Despite this progress, DEM models for practical composting materials still face important limitations. First, most DEM calibration efforts focus on single materials and/or fixed moisture content. For example, Jiang et al. [22] simulated a cotton root–soil mixture using the Hertz–Mindlin contact model, calibrated the relevant parameters, and validated the model with an error of 2.36%. In practice, composting feedstocks are multi-component mixtures whose moisture content varies continuously [1,23]. Second, fibrous biomass (e.g., corn straw) introduces pronounced geometric irregularity, which produces uneven pile surfaces and reduces the accuracy of AoR measurement methods based on simple linear fitting [18,24,25]. AoR is typically obtained by manual measurement or image processing. Because manual measurement often yields large errors, image-processing techniques have been increasingly adopted. For instance, Klanfar et al. [24] calculated AoR using the area-weighted average slope of triangular meshes on a 3D-imaged pile surface, and Muller et al. [25] introduced a pile-contour filling algorithm based on graphics-processing techniques to improve contour fitting. Although these approaches performed well for regular piles of spherical or uniform particles, they may be inaccurate for irregular mixed piles with uneven surfaces (e.g., corn straw–pig manure mixtures). In addition, these methods often require high-quality image acquisition, which limits their practicality under real experimental conditions.
In this study, we establish a rapid predictive framework that maps moisture content to macroscopic behavior (angle of repose) and further to key microscopic contact parameters (rolling friction and effective JKR surface energies). We first collected AoR images of the mixture at different moisture contents and developed an improved image-processing method for AoR extraction that combines LOESS smoothing with least-squares fitting. On this basis, a Plackett–Burman design was used to screen key DEM parameters influencing AoR, and a steepest-ascent test was employed to refine their effective ranges. Subsequently, Box–Behnken response surface methodology was applied to establish the relationship between the key contact parameters and AoR. By coupling the moisture content–AoR relationship with the AoR-parameter response surface, we built a model that directly predicts key DEM contact parameters from moisture content. Finally, a baffle-lifting test was used to validate the reliability of the calibrated parameters. This proposed predictive framework provides a dynamic and practical parameter input method for DEM simulations of composting materials under continuously varying moisture content and supports numerical analysis and equipment optimization for compost turning, fertilizer conveying, and application.

2. Materials and Methods

2.1. Test Materials

The test materials were a mixture of corn straw and pig manure, with the test being carried out from April to June 2025. Corn straw was collected from the experimental field of Xihua University, air-dried, and then crushed using a 9ZT-1.0 straw crusher (Henan Chuangmao Machinery, Zhengzhou, China) to obtain segments of 0–7 mm for later use. Pig manure was obtained from a pig farm near Chengdu and had undergone solid–liquid separation prior to use. The initial moisture contents of corn straw and pig manure were 77.98% and 79.67%, respectively. The two materials were mixed at a dry-weight ratio of 1:2 (corn straw:pig manure). After mixing, the moisture content of the mixture was 79.36%.
To investigate the effect of moisture content on AoR, the mixture at its initial moisture content was air-dried. Based on the moisture variation during composting, five additional moisture levels were prepared from the initial mixture, resulting in six moisture gradients in total. The moisture content before and after water adjustment was measured using the dry-weight method. Figure 1 shows the appearance of the mixture at each moisture level (wet basis).

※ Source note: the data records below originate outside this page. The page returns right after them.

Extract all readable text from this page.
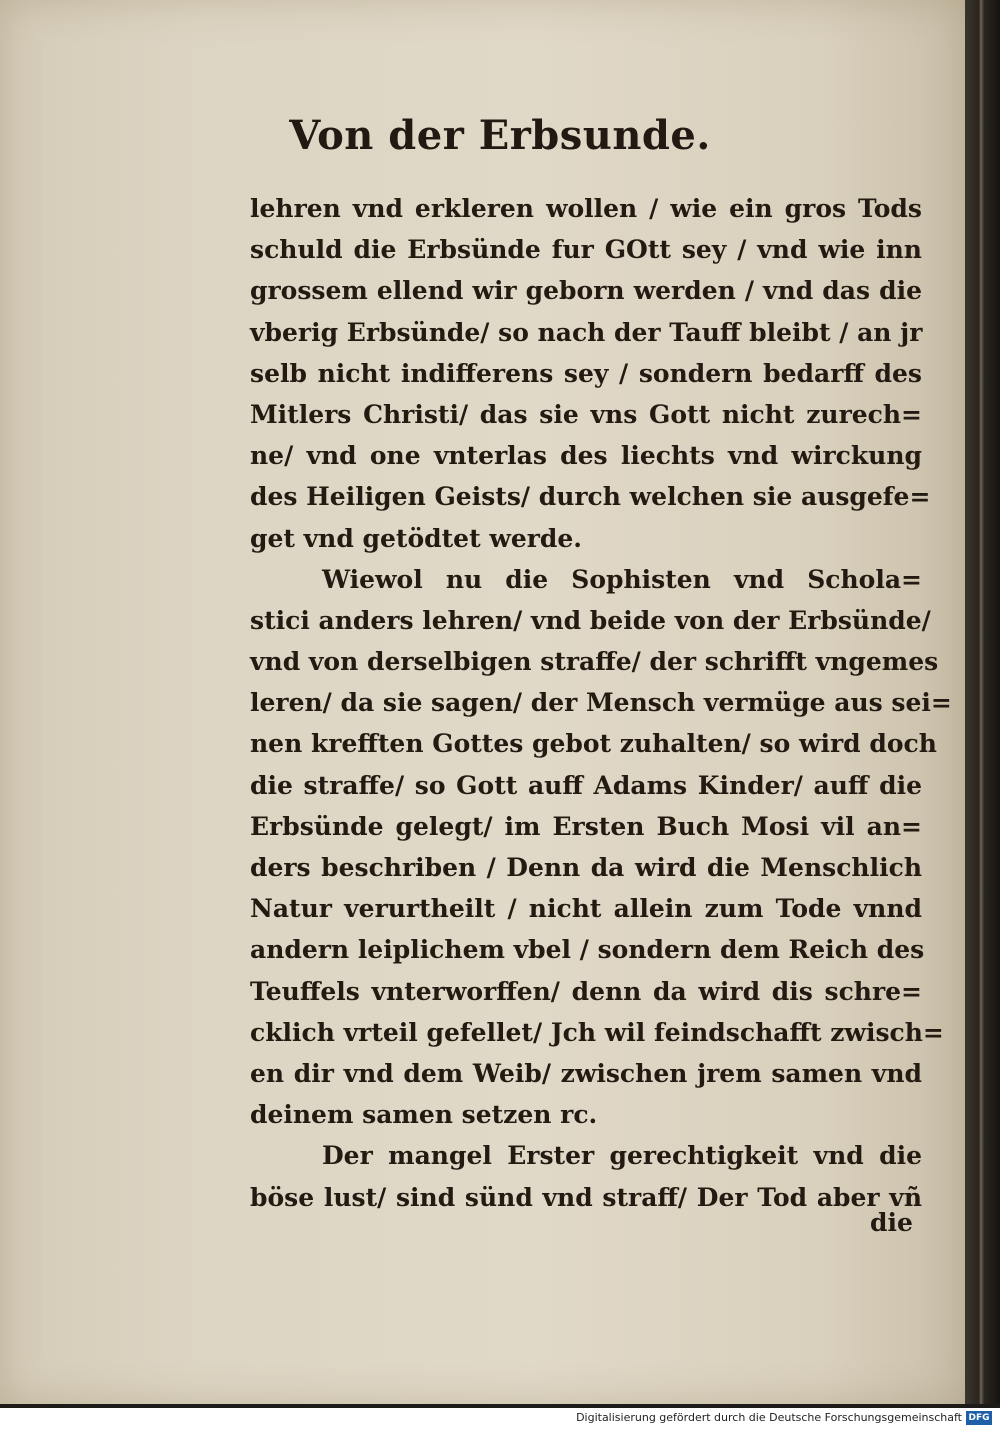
Von der Erbsunde.
lehren vnd erkleren wollen / wie ein gros Tods
schuld die Erbsünde fur GOtt sey / vnd wie inn
grossem ellend wir geborn werden / vnd das die
vberig Erbsünde/ so nach der Tauff bleibt / an jr
selb nicht indifferens sey / sondern bedarff des
Mitlers Christi/ das sie vns Gott nicht zurech=
ne/ vnd one vnterlas des liechts vnd wirckung
des Heiligen Geists/ durch welchen sie ausgefe=
get vnd getödtet werde.
Wiewol nu die Sophisten vnd Schola=
stici anders lehren/ vnd beide von der Erbsünde/
vnd von derselbigen straffe/ der schrifft vngemes
leren/ da sie sagen/ der Mensch vermüge aus sei=
nen krefften Gottes gebot zuhalten/ so wird doch
die straffe/ so Gott auff Adams Kinder/ auff die
Erbsünde gelegt/ im Ersten Buch Mosi vil an=
ders beschriben / Denn da wird die Menschlich
Natur verurtheilt / nicht allein zum Tode vnnd
andern leiplichem vbel / sondern dem Reich des
Teuffels vnterworffen/ denn da wird dis schre=
cklich vrteil gefellet/ Jch wil feindschafft zwisch=
en dir vnd dem Weib/ zwischen jrem samen vnd
deinem samen setzen rc.
Der mangel Erster gerechtigkeit vnd die
böse lust/ sind sünd vnd straff/ Der Tod aber vñ
die
Digitalisierung gefördert durch die Deutsche Forschungsgemeinschaft DFG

2.2. Determination of Parameters for Simulation Experiment

Materials at different moisture contents exhibit markedly different physical properties, and moisture variation strongly affects flowability [20]. Because some parameters of wet pig manure are difficult to measure directly, previous studies have sometimes adopted values from analogous materials (e.g., soil, vermicompost, and organic fertilizer) [26,27,28], which may bias the simulated AoR of the blended materials.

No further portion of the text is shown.